女童点头道:“记得,是余姑姑,以前总会抱着一堆的床单来后院,让我们三日内洗完,洗不完就会挨罚。”
“她呀。”孟怀瑜轻抿了下唇,眸内的微笑更甚,“没关系,以后你们不会再见到她了。”
女童困惑地眨了眨眼,单纯道:“为什么?”
孟怀瑜撑着膝盖缓慢地站起身,眼睫半垂,投下的阴影遮住了眸内的笑意,嗓音虽温柔却带着淡淡的冷漠:“因为余姑姑有别的事要忙,没法来后院了。”
“这样呀。”女童歪着脑袋想了半刻,忽然奶声奶气道,“那等我再长高些,就能帮忙擦桌子,大家都做一点活,余姑姑就不会很忙了。”
孟怀瑜微怔,攀升的杀意渐渐消散,她看向和中阮一般高的女童,轻声道:“你们跟着夫子好好念书,其他不在你们的考虑范围内。”
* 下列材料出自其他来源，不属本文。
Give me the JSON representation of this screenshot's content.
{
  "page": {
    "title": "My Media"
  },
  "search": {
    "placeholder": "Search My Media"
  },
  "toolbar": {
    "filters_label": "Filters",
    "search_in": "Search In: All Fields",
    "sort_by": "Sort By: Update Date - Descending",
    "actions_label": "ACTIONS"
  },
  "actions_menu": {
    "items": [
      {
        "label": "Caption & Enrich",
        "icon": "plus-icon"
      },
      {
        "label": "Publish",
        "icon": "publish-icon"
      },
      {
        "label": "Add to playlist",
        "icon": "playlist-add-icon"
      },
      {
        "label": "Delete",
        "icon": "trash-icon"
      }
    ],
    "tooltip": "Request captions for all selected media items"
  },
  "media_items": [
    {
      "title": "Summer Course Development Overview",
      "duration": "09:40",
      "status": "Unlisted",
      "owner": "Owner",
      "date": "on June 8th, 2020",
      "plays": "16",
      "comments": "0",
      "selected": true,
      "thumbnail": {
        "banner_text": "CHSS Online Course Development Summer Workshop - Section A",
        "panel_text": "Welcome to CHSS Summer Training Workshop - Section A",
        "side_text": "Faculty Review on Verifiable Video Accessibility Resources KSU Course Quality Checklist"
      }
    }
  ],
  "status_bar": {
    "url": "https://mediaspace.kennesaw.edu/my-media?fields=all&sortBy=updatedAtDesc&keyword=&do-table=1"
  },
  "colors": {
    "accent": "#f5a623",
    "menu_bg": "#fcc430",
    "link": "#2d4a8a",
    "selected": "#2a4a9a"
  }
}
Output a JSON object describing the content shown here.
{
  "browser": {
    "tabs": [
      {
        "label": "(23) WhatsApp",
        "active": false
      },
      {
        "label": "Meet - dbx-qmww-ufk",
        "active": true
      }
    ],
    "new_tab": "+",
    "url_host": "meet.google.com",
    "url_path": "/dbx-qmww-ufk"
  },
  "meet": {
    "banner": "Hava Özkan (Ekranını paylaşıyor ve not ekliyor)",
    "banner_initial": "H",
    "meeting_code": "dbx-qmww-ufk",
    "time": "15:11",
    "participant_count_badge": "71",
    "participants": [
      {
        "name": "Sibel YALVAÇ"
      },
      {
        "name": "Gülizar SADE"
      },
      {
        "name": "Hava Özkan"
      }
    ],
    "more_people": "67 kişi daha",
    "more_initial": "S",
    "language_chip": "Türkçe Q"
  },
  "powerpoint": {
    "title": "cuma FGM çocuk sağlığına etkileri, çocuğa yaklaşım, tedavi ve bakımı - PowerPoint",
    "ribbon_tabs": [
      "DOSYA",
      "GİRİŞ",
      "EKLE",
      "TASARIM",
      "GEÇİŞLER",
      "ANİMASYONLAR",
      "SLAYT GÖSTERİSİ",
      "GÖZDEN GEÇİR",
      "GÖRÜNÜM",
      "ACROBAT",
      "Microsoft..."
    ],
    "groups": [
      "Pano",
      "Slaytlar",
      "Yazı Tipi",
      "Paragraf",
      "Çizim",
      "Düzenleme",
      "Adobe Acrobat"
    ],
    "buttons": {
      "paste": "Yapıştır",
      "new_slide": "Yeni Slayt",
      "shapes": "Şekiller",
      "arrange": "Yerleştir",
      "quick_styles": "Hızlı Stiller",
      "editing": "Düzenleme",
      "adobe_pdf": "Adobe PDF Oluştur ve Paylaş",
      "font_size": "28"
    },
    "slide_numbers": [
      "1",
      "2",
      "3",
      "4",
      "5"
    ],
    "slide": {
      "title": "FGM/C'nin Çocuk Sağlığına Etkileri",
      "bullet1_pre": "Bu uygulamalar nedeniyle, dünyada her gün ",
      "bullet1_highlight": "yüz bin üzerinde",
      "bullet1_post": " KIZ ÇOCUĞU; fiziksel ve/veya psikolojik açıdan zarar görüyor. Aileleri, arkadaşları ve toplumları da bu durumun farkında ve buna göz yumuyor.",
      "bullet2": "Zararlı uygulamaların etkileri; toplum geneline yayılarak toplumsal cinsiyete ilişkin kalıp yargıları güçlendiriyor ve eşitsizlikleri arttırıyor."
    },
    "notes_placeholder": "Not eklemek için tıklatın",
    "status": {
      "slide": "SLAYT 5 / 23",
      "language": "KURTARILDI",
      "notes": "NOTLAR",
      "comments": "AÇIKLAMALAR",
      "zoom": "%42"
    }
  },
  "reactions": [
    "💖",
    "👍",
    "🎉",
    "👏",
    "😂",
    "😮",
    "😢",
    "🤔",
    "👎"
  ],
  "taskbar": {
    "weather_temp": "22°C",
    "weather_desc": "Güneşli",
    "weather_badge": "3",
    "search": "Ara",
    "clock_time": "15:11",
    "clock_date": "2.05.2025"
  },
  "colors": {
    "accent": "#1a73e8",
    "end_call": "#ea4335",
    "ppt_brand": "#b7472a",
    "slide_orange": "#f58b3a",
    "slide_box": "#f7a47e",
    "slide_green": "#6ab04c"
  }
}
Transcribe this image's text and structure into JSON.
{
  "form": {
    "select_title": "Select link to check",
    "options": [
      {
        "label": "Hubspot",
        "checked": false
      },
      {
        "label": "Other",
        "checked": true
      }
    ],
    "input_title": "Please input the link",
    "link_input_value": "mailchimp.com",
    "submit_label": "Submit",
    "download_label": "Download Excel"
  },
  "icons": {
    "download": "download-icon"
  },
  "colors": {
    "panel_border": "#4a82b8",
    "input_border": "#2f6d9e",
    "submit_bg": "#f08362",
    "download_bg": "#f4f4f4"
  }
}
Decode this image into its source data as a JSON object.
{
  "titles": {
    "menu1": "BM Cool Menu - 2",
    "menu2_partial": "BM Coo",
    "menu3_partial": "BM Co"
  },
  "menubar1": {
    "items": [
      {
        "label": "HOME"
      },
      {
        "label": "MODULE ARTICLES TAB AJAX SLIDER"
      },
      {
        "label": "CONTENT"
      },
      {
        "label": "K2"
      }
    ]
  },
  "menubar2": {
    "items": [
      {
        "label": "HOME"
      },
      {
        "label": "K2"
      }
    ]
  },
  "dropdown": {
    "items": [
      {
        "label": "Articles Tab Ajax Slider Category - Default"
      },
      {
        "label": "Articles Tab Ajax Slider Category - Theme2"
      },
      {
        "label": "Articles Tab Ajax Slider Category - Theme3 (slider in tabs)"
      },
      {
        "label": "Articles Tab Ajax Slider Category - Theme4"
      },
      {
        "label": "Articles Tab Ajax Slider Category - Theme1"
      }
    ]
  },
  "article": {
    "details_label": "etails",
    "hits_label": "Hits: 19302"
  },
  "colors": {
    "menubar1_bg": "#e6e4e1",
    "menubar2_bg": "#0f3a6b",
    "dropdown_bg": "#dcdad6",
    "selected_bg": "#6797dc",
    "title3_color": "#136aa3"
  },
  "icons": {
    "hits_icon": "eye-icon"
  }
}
最后一点橘光被灰蓝吞噬,算不上明亮的月亮悄悄然地挂在天边。
教坊前院精致的花灯一盏盏点亮,落幕前用火光勾勒出一朵红色月季花,停驻等候的客人相继入内,不消一刻便已热闹非凡。
一辆华贵的马车从教坊侧门驶出,六个丫鬟浩浩荡荡地跟在马车后面小跑,引来不少人驻足观望。
孟怀瑜独自坐在马车内,展开边角泛黄的纸张,白纸黑字记载着与现在完全相反的另一段人生。
分明是小姑娘记录的梦境,却能诡异和薛才人以及陶氏对应,只不过她们的记忆留存在大脑里,而她只能通过小姑娘只言片语的文字。
甚至大多时候,靠猜想来补全空隙。
风从窗外钻进来,吹得发丝纷飞,她看着最后一段字,不由轻扯了下唇角,露出一个苦笑。